If our salute to Krampus the other day (Best Christmas Monster #2) whetted your appetite for the creepy Germanic holiday figure, let me highly recommend Krampus: The Devil of Christmas by Monte Beauchamp (Last Gasp, San Francisco: 2010)
This handsome hardbound artbook reproduces a couple hundred Krampus post cards largely from the late 1890’s to WWI in lovingly lurid color. A few pages of text set the stage for these artifacts but the real treasure is to be found in these illustrations. I use the word “treasure” specifically because opening the covers of this volume is like swinging open a lockbox that reveals wonders that had been secreted away from a different time, a different place.
Krampus is shown in all his cloven-hoof, tongue-wagging glory depicted through a wide variety of styles. For those of us who have grown a bit tired of the smooth vector graphics of contemporary design, these portraits are a revelation. In the least, they provide a potent antidote for Currier and Ives. Some are playful and some are quite horrific.
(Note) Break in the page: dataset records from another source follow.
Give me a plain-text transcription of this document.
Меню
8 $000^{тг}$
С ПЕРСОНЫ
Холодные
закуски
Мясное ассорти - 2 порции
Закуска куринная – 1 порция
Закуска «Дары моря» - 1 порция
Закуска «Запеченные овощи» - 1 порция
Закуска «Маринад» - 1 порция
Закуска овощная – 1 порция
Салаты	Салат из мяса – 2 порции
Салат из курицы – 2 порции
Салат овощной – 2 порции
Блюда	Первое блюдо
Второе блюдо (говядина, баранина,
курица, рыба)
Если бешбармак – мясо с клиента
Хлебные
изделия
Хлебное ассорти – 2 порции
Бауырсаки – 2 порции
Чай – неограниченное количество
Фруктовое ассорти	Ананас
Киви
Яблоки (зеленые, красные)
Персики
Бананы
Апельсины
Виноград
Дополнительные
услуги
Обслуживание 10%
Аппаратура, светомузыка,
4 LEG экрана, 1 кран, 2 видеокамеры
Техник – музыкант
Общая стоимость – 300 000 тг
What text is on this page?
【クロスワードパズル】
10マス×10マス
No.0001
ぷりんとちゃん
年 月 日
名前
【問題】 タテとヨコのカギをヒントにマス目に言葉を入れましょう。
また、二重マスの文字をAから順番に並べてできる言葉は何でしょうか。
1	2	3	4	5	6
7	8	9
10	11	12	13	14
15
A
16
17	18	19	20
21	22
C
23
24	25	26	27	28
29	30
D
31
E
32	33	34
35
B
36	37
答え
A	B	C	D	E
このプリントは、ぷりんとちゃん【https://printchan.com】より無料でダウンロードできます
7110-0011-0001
My buddy Igor exclaimed “I’m going to have nightmares to night!’ after perusing the volume. It didn’t keep him from examining every page, however.
The perspective on the Yuletide season shown in these pictures is also alluringly alien to the sanitized Protestant Christmas I was raised to know. Beauchamp accounts for the North American “jollification” of St. Nick in his introductory notes. The volume is complete with a small bibliography of more Krampus-related works.
As a work definitely not intended for children of any age, we recommend again, Krampus: The Devil of Christmas.